Les résultats provisoires sont attendus en début de semaine.
Conformément à la constitution, M. Talon passe la main après deux quinquennats en laissant un Bénin en pleine croissance économique, mais confronté à une augmentation des violences jihadistes dans sa partie nord et à un recul des libertés publiques.
Face à Romuald Wadagni, le dauphin qu'il a adoubé et que les deux partis de la majorité soutiennent, un seul opposant s'est présenté à ce scrutin pour lequel huit millions d'électeurs étaient appelés à voter.
Paul Hounkpè, opposant de faible envergure, très peu visible pendant la campagne et qui a eu besoin de l'aide d'élus de la majorité pour obtenir les parrainages requis pour se présenter, n'a, selon les observateurs de la politique béninoise, aucune chance de l'emporter.
Le président de la commission électorale Sacca Lafia s'est félicité au cours de la journée d'un vote "dans le calme".
Si Romuald Wadagni a voté en début de matinée dans sa ville natale à Lokossa (sud-ouest), en toute discrétion, le président sortant a échangé avec les médias dans le quartier Zongo de Cotonou (sud), la capitale économique.

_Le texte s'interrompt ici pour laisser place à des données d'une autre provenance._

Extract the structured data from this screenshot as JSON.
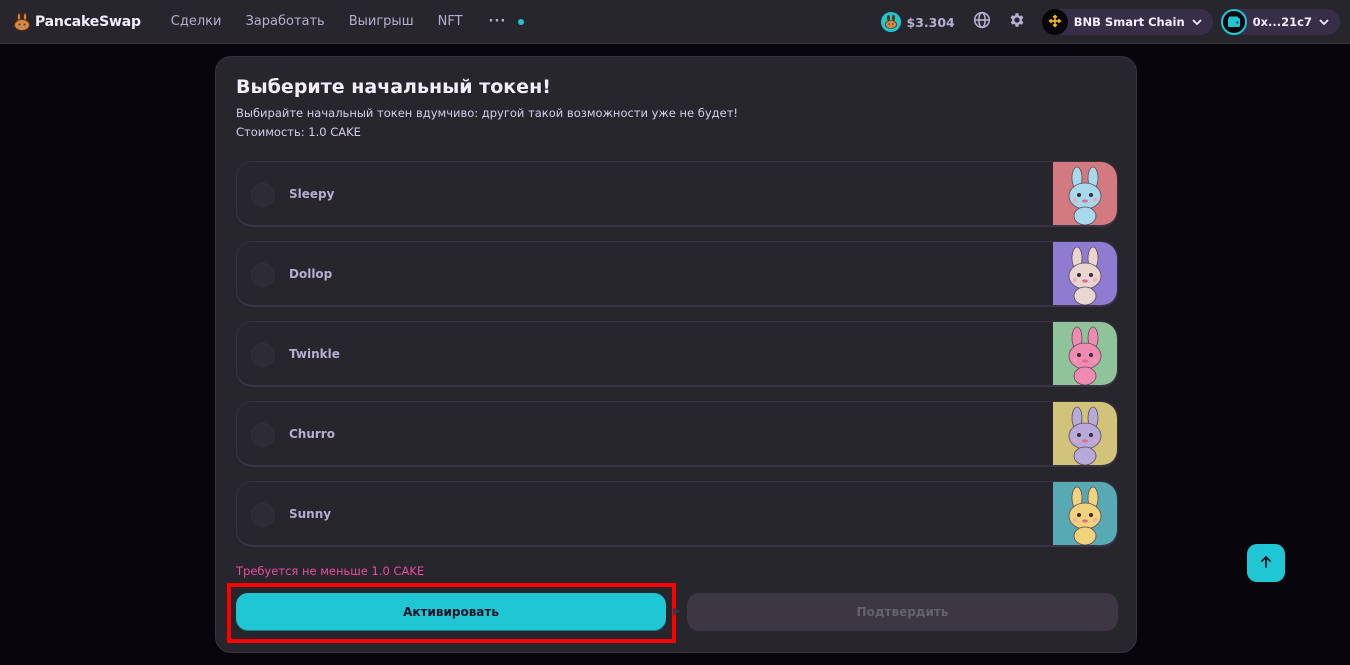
{
  "nav": {
    "brand": "PancakeSwap",
    "menu": [
      {
        "label": "Сделки"
      },
      {
        "label": "Заработать"
      },
      {
        "label": "Выигрыш"
      },
      {
        "label": "NFT"
      }
    ],
    "more_label": "···",
    "cake_price": "$3.304",
    "network_label": "BNB Smart Chain",
    "wallet_label": "0x...21c7"
  },
  "card": {
    "title": "Выберите начальный токен!",
    "subtitle": "Выбирайте начальный токен вдумчиво: другой такой возможности уже не будет!",
    "cost": "Стоимость: 1.0 CAKE",
    "options": [
      {
        "name": "Sleepy",
        "thumb_bg": "#d27a7f",
        "bunny_color": "#a8d8ec"
      },
      {
        "name": "Dollop",
        "thumb_bg": "#8f7bd1",
        "bunny_color": "#e8d6cf"
      },
      {
        "name": "Twinkle",
        "thumb_bg": "#8fc39a",
        "bunny_color": "#f08ab0"
      },
      {
        "name": "Churro",
        "thumb_bg": "#d1c47a",
        "bunny_color": "#b7a9d9"
      },
      {
        "name": "Sunny",
        "thumb_bg": "#57a9b4",
        "bunny_color": "#f2d27a"
      }
    ],
    "error": "Требуется не меньше 1.0 CAKE",
    "activate_label": "Активировать",
    "confirm_label": "Подтвердить"
  },
  "colors": {
    "accent": "#1fc7d4",
    "error": "#ed4b9e",
    "highlight": "#ff0000",
    "card_bg": "#27262c",
    "page_bg": "#08060b"
  },
  "icons": {
    "brand": "bunny-logo-icon",
    "cake": "cake-token-icon",
    "language": "globe-icon",
    "settings": "gear-icon",
    "network": "bnb-chain-icon",
    "wallet": "wallet-icon",
    "dropdown": "chevron-down-icon",
    "scroll_top": "arrow-up-icon"
  }
}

Après avoir souhaité "le meilleur pour le Bénin", il a assuré qu'il ne cherchera pas "à influencer" son successeur et qu'il souhaitait, à 67 ans, partir à la "retraite".
- Engouement timide -
A Cotonou, l'affluence a été timide dimanche dans les bureaux visités par l'AFP.

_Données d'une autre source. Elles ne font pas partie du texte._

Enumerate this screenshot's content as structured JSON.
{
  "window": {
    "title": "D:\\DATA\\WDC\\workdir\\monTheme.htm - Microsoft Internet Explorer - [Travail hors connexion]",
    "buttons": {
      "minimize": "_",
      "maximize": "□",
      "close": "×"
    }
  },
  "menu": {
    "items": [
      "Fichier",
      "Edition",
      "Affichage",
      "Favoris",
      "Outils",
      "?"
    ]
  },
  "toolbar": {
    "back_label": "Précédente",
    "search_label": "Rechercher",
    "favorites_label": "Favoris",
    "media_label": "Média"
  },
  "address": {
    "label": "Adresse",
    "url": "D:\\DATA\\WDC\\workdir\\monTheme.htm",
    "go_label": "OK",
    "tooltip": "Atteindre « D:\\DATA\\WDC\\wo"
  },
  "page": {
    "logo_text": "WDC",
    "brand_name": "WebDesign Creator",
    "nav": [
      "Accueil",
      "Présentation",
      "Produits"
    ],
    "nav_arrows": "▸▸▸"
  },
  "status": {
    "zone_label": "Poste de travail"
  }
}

Même constat à Porto-Novo, la capitale, où la participation oscillait entre 20 et 40% dans certains bureaux.
"Ce n’est pas comme les autres élections, les gens ne sont pas sortis...", a glissé un délégué d’un parti soutenant M. Wadagni venu superviser le scrutin, manifestement déçu.
Selon des sources locales, la participation était toutefois plus élevée dans des zones rurales à l'intérieur du pays.
C'est l'enjeu principal du scrutin pour la légitimité du futur président, après une campagne jouée d'avance pour de nombreux observateurs et qui n'aura pas suscité de grande ferveur.
Une partie des électeurs n'a pas de candidat puisque le principal parti d'opposition, Les Démocrates, n'a pas réussi à obtenir le nombre de parrainages nécessaires. Plusieurs de ses cadres ont rejoint la campagne de M. Wadagni ces dernières semaines.
"Je ne vais pas voter car je ne me reconnais dans aucun candidat, je ne vais pas perdre mon temps", a expliqué Françoise Setondji, tenancière d’un petit restaurant informel à Godomey, dans la banlieue de Cotonou.
"Les mécontents n'ont pas disparu. La tension et la frustration restent fortes", prévient l'expert en processus électoral Rufin Godjo.
Les Béninois n'auront pas l'occasion de s'exprimer de nouveau dans les urnes avant 2033.
- Urnes déjà remplies -
Selon la plateforme de surveillance électorale mise en place par des organisations de la société civile béninoise, une centaine "d'alertes" ont été remontées dans la matinée, notamment à propos de bureaux de vote qui avaient ouvert en avance ou d'urnes déjà remplies avant l'ouverture.
Le prochain président du Bénin héritera d'un pays transformé : en 10 ans, le PIB a doublé, la croissance dépasse 6% chaque année, l'économie s'est modernisée, le tourisme s'est développé et de nombreuses infrastructures ont vu le jour.
Architecte de ce développement pendant une décennie au ministère des Finances, Romuald Wadagni incarne la continuité mais dit vouloir lutter contre la pauvreté, estimée à 30%, alors que de nombreux Béninois se plaignent de ne pas bénéficier des fruits de la croissance.
"On veut du travail pour la jeunesse et la paix", lance Megni Hounkpè, un tailleur trentenaire, tandis qu’Eugénie Gbagbou, vendeuse, estime que le président devra "régler le chômage des jeunes".
L'avancement économique du Bénin passera aussi par la stabilisation sécuritaire, à l'heure où le nord du pays est miné par des violences jihadistes de plus en plus meurtrières.
Si M. Wadagni est élu dimanche, il devrait pouvoir compter sur la loyauté de son armée, qui avait été décisive le 7 décembre pour repousser une tentative de coup d'État contre Patrice Talon.
La question des libertés publiques sera également à l’agenda du prochain président, après 10 années de verrouillage du pays durant lesquelles des opposants ont été condamnés à de lourdes peines pour divers crimes.